Zu einem Zeitpunkt, in dem mir das Zunehmen wieder besonders schwerfiel, hat mir die Gruppentherapie sehr geholfen. Der Impuls, „Einfach Neues ausprobieren. Du kannst, wenn es dein Leben nicht positiv verändert, wieder zu dem alten Muster zurück“ hat mir unter anderem geholfen, von meinem zwanghaften Essverhalten wegzukommen, um neue gesunde Wege zu gehen.
Die Veränderung war anfangs befremdend und ungewohnt, teilweise auch herausfordernd und emotional sehr anstrengend, jedoch hat die Veränderung von schädlichem Muster in gesunde Verhaltensweise nachhaltig gutgetan und ich habe sie beibehalten.
Eine Essstörung raubt Lebensfreude
Die Essstörung raubt neben Zeit und Energie enorm viel Lebensfreude. Im Moment scheint die ES eine Möglichkeit zur Problembewältigung zu sein (Umgang mit Emotionen), längerfristig schränkt die ES jedoch das Leben stark ein.
Allen Personen, die an einer Essstörung erkrankt sind, lege ich nahe, sich so früh wie möglich professionelle Hilfe zu holen. Ich weiß, dass es große Überwindung kostet, sich seinen Problemen zu stellen und der Ursache der ES auf den Grund zu gehen.

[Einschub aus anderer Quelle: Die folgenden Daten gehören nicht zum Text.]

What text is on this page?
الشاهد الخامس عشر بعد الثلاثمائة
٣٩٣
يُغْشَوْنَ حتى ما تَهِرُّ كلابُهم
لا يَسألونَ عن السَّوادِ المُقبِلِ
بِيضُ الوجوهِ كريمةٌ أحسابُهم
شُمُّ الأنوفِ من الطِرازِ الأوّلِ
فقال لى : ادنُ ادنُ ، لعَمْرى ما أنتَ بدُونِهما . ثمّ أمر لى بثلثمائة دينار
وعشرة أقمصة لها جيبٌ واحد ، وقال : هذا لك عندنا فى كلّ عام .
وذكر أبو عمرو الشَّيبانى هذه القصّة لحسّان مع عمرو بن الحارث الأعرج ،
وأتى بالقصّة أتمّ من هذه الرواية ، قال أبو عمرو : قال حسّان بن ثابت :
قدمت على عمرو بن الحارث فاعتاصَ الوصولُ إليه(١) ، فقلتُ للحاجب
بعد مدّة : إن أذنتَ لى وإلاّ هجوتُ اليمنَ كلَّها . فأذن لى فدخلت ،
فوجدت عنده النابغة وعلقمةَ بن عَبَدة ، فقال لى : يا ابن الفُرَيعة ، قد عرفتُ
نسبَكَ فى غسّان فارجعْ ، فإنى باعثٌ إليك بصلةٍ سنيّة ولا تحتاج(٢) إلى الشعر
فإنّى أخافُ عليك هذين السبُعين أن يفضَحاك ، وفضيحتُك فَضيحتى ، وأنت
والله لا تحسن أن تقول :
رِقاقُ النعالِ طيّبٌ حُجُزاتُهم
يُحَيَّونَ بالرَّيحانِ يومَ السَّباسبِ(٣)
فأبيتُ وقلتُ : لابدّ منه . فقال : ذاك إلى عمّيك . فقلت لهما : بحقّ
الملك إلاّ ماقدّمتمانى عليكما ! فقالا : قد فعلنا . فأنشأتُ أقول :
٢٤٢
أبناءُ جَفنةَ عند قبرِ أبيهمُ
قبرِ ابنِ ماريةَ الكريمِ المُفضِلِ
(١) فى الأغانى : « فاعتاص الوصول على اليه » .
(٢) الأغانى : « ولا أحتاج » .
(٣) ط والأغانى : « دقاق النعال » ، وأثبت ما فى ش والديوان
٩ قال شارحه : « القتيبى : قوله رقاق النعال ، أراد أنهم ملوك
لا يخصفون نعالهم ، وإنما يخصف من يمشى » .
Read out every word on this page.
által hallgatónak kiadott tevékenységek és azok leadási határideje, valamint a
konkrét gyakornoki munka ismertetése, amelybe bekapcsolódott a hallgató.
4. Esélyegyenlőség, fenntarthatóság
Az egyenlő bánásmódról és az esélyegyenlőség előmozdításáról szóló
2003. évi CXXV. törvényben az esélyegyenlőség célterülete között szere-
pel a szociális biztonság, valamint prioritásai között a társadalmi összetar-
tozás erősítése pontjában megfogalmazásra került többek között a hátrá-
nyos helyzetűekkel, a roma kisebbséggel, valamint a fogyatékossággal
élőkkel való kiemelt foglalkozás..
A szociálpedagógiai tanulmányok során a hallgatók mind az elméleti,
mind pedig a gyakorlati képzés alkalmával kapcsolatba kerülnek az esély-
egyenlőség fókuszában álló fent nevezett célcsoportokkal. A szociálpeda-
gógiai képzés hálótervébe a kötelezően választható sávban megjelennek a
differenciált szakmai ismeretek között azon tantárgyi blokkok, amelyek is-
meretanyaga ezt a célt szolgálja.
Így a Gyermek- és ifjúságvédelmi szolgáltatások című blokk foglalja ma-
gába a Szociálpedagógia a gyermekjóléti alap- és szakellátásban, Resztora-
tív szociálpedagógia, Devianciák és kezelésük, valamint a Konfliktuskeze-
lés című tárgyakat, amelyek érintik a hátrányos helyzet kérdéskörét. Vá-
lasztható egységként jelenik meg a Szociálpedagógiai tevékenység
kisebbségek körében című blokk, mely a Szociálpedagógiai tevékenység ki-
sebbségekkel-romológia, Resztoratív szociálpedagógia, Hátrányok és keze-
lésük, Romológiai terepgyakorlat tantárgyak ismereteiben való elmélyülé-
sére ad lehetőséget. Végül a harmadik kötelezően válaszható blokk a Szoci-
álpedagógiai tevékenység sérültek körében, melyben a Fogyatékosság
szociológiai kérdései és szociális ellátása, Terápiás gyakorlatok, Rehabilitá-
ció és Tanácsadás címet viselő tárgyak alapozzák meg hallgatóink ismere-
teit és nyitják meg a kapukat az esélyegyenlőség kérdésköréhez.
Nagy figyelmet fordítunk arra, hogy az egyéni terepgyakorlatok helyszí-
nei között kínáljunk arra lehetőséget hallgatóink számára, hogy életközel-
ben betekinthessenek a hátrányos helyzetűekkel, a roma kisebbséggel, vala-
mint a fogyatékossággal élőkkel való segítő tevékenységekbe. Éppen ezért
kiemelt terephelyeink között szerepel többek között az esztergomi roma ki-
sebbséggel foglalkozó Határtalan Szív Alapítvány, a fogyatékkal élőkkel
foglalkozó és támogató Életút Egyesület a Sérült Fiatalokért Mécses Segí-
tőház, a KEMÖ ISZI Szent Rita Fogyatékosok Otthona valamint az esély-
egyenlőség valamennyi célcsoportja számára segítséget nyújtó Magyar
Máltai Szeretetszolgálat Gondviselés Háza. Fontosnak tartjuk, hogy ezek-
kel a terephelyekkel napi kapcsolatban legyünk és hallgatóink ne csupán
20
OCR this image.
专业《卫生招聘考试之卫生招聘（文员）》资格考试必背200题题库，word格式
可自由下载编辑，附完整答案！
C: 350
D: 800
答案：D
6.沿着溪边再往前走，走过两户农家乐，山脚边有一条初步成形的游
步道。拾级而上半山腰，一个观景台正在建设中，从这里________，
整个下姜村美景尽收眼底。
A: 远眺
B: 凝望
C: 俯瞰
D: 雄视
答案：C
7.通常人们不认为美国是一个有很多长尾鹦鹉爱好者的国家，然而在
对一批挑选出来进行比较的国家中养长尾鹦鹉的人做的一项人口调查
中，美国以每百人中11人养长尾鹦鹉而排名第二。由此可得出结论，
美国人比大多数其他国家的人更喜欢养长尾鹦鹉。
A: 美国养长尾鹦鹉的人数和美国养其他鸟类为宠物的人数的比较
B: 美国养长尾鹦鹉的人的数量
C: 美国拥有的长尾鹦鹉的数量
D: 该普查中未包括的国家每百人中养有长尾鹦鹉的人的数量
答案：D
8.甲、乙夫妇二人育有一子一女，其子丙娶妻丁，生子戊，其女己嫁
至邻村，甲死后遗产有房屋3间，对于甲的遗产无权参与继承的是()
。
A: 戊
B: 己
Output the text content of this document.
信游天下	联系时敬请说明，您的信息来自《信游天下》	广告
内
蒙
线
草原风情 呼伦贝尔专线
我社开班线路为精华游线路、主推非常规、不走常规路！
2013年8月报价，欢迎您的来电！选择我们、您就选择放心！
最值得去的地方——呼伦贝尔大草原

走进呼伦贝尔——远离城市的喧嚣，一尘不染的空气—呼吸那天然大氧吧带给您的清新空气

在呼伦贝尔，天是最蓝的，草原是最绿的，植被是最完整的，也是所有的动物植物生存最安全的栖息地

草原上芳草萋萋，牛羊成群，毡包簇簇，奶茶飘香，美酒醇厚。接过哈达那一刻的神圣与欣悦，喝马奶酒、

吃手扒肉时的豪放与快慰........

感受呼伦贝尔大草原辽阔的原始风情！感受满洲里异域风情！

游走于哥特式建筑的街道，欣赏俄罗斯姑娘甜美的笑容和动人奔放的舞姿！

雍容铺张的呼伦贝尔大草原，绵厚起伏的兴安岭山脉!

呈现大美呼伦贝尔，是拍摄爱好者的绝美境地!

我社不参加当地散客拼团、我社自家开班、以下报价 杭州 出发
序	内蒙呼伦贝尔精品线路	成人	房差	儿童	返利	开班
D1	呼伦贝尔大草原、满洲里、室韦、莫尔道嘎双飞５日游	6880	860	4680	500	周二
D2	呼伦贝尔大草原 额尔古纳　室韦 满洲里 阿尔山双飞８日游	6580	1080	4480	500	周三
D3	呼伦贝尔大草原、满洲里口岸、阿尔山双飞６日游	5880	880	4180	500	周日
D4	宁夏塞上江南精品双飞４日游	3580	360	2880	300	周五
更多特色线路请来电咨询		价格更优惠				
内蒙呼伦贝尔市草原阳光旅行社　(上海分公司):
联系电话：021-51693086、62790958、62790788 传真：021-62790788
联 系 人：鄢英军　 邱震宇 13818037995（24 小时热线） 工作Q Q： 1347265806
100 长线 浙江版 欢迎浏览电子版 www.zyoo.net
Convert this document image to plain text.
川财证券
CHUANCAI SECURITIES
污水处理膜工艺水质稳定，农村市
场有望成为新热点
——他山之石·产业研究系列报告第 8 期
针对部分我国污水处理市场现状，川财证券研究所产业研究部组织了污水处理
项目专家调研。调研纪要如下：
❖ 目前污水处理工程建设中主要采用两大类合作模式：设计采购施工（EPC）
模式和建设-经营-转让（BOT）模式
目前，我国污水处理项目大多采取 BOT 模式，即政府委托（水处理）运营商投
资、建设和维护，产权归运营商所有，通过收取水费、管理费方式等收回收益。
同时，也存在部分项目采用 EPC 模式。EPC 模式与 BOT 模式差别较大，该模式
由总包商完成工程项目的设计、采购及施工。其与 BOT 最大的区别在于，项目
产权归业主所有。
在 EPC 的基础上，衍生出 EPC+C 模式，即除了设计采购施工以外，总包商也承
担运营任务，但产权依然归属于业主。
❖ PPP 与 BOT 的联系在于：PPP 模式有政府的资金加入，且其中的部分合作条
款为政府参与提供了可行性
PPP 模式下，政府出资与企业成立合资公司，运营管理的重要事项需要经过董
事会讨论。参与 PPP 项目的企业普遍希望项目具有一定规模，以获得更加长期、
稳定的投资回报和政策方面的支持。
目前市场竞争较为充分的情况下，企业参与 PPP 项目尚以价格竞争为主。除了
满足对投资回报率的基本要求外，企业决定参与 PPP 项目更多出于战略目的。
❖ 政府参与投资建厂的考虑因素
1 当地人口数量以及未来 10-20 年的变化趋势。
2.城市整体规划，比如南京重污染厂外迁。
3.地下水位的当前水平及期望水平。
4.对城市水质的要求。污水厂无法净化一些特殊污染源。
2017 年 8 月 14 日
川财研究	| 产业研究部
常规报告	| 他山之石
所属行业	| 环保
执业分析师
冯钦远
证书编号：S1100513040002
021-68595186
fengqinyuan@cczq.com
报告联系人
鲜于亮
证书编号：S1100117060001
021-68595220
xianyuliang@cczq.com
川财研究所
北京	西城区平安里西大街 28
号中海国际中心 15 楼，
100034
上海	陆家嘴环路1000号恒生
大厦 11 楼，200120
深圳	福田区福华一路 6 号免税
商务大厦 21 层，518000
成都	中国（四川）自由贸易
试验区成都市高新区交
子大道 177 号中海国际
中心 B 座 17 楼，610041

Rückblickend waren die Therapien und die Menschen, welche ich am Weg aus der ES kennenlernen durfte, eine große Bereicherung in meinem Leben, die ich nicht missen möchte. Natürlich wäre es besser, wenn ich all diese wertvollen Erfahrungen auch ohne Anorexie gesammelt hätte. Trotzdem bin ich der Meinung, dass alles seinen Grund hat und früher oder später Sinn ergibt. Heute erkenne ich die schwere Zeit als wichtigen Baustein und als Heilung meiner Beziehung zu mir selbst.